The arebac-jfr module provides an AttributedGraph implementation wrapping an AttributedGraph and adding custom JFR events on graph accesses. These events can be used to find out which graph accesses are relevant for performance, how often these take place and where. JFR events can be collected by starting Java with the -XX:StartFlightRecording:filename=someRecording.jfr JVM argument and can be analyized with JDK Mission Control.

This module provides the following JFR events:

  • io.github.danthe1st.arebac.jfr.events.FindEdgesEvent: This event is fired when obtaining the edges of a node.
  • io.github.danthe1st.arebac.jfr.events.FindNodeEvent: This event is fired when looking up a node by its id.
  • io.github.danthe1st.arebac.jfr.events.GetAttributeEvent: This event is obtained when accessing an attribute.

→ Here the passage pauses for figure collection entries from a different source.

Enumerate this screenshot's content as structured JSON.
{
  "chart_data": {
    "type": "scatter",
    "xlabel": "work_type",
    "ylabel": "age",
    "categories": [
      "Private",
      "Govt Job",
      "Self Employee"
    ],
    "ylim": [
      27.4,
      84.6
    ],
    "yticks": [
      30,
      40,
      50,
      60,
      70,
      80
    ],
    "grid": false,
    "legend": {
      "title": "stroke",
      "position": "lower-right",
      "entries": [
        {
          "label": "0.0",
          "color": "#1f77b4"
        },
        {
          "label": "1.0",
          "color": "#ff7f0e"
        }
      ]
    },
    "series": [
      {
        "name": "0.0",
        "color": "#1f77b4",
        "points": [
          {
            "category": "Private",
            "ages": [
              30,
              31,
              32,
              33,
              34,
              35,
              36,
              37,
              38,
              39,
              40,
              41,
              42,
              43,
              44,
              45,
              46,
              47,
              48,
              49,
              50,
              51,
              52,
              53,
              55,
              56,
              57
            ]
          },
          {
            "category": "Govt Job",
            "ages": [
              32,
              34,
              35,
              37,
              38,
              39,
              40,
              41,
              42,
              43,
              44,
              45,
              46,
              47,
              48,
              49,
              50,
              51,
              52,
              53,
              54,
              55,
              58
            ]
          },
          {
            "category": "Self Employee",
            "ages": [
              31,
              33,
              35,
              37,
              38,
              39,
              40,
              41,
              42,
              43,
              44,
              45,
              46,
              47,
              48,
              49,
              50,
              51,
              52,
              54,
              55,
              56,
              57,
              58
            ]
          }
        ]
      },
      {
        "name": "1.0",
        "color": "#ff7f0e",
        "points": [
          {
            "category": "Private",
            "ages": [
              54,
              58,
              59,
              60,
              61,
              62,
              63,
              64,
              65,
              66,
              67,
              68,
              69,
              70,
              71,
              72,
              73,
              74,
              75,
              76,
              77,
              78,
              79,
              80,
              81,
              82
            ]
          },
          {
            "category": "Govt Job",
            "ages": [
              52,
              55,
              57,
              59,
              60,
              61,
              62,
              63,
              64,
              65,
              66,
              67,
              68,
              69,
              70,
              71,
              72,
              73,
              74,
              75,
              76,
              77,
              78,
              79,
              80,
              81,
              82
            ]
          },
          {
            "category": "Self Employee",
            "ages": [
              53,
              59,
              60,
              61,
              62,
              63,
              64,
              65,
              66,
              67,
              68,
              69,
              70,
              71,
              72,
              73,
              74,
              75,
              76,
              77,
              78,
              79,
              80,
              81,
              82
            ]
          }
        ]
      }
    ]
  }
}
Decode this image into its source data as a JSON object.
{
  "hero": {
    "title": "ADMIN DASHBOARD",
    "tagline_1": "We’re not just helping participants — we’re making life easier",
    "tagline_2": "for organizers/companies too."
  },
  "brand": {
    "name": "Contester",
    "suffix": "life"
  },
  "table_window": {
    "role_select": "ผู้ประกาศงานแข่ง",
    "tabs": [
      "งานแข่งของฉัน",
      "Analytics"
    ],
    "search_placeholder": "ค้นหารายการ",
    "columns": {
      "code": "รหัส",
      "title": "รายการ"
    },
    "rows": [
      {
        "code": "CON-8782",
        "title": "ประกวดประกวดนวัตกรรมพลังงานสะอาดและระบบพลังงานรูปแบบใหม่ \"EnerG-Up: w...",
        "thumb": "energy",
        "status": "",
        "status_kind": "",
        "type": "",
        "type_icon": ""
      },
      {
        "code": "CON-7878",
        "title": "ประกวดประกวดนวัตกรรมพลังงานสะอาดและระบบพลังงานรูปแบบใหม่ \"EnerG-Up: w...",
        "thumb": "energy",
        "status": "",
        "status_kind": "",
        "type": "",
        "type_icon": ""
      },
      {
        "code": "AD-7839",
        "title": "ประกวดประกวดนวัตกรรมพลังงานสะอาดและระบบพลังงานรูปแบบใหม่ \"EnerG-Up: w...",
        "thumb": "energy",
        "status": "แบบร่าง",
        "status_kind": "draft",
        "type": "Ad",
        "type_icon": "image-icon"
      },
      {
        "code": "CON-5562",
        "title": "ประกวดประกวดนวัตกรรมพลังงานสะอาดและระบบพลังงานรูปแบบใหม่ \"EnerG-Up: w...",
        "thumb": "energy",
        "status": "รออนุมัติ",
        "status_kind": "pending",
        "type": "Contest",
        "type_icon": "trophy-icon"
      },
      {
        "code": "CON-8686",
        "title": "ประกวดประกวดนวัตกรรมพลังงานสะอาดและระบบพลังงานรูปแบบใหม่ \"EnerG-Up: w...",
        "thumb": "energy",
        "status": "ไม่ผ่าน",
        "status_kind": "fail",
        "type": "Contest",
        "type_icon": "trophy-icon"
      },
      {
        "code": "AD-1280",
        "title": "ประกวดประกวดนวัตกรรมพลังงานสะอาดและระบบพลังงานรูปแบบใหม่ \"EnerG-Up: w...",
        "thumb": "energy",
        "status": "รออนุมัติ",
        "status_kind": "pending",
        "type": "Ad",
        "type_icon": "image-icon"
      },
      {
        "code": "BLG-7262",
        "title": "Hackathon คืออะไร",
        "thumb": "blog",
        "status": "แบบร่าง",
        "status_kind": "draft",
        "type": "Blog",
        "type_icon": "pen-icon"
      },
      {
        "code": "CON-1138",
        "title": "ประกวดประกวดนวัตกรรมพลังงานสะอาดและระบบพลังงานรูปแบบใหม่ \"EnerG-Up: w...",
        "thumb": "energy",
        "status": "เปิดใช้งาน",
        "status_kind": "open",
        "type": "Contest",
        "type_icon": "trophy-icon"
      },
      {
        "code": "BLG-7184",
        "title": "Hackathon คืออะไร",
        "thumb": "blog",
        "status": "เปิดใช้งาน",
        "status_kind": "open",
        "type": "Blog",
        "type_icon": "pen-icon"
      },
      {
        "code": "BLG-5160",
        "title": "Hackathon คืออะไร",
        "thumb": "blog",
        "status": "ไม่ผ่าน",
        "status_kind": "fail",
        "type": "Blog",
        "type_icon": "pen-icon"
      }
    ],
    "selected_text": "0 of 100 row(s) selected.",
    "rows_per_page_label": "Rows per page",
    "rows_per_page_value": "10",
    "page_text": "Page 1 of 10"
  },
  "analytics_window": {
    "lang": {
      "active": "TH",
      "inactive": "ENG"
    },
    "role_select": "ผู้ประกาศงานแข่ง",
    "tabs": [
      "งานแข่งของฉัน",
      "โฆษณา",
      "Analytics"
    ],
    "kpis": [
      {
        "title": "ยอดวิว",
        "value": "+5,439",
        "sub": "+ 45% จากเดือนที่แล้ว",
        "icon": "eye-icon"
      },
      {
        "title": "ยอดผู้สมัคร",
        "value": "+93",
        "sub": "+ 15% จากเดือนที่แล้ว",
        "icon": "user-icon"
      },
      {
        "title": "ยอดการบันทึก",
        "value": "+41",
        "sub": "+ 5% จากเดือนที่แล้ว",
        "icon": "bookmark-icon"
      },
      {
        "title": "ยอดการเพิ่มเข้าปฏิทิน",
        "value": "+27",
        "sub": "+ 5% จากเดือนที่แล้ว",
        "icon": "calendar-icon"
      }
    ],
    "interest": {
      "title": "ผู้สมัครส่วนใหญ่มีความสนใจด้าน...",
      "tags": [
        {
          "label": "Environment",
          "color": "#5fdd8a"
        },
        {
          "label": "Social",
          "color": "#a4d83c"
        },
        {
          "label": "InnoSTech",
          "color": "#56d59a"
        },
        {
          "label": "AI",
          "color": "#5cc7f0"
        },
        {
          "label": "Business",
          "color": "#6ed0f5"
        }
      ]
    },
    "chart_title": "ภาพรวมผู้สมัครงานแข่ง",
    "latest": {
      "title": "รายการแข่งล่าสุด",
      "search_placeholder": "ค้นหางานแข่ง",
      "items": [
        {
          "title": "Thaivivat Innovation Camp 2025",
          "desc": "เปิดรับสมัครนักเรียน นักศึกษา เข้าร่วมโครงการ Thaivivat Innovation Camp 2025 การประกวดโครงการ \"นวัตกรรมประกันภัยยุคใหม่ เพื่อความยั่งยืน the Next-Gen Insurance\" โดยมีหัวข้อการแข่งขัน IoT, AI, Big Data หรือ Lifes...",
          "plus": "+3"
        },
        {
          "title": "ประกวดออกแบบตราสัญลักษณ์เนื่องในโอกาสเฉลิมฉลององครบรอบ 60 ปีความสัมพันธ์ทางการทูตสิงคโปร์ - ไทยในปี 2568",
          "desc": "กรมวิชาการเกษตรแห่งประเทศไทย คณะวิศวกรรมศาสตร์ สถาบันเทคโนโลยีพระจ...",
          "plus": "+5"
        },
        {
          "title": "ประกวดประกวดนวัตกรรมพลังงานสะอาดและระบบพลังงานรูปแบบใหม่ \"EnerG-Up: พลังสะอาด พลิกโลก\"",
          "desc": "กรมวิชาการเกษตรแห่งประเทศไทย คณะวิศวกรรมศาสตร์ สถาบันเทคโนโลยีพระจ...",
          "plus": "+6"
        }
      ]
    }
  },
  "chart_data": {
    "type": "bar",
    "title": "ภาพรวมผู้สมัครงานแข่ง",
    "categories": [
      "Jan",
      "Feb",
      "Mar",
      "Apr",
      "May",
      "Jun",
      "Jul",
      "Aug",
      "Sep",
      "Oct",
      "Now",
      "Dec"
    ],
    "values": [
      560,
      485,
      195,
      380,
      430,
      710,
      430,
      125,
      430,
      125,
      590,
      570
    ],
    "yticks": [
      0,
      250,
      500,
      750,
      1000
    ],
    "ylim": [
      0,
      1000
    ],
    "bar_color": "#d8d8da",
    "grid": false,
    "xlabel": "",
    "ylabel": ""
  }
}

Aside from that, the GP-Eval implementation (in the arebac-core module) provides these JFR events:

  • io.github.danthe1st.arebac.gpeval.events.FilterMutualExclusionConstraintEvent: This event is fired during the "filter mutual exclusion constraints" step of GP-Eval.
  • io.github.danthe1st.arebac.gpeval.events.ForwardCheckingEvent: This event is fired during the forward-checking step of GP-Eval.
  • io.github.danthe1st.arebac.gpeval.events.IntersectionEvent: This event is fired during the intersection computation as part of the forward-checking step of GP-Eval

Environment

This project uses Java 21 and Neo4J version 5.25.1.

License

This project is available under both the MIT and GPL-3.0 license. Users can choose whichever license they prefer.

Specific files or directories may be subject different licenses. In this case, the license is available in a LICENSE or NOTICE file of the directory in question or a parent directory.

The arebac-neo4j module uses the embedded Neo4J database (specifically neo4j-graphdb-api) which is GPL-licensed (aside from commercial options) as a provided dependency.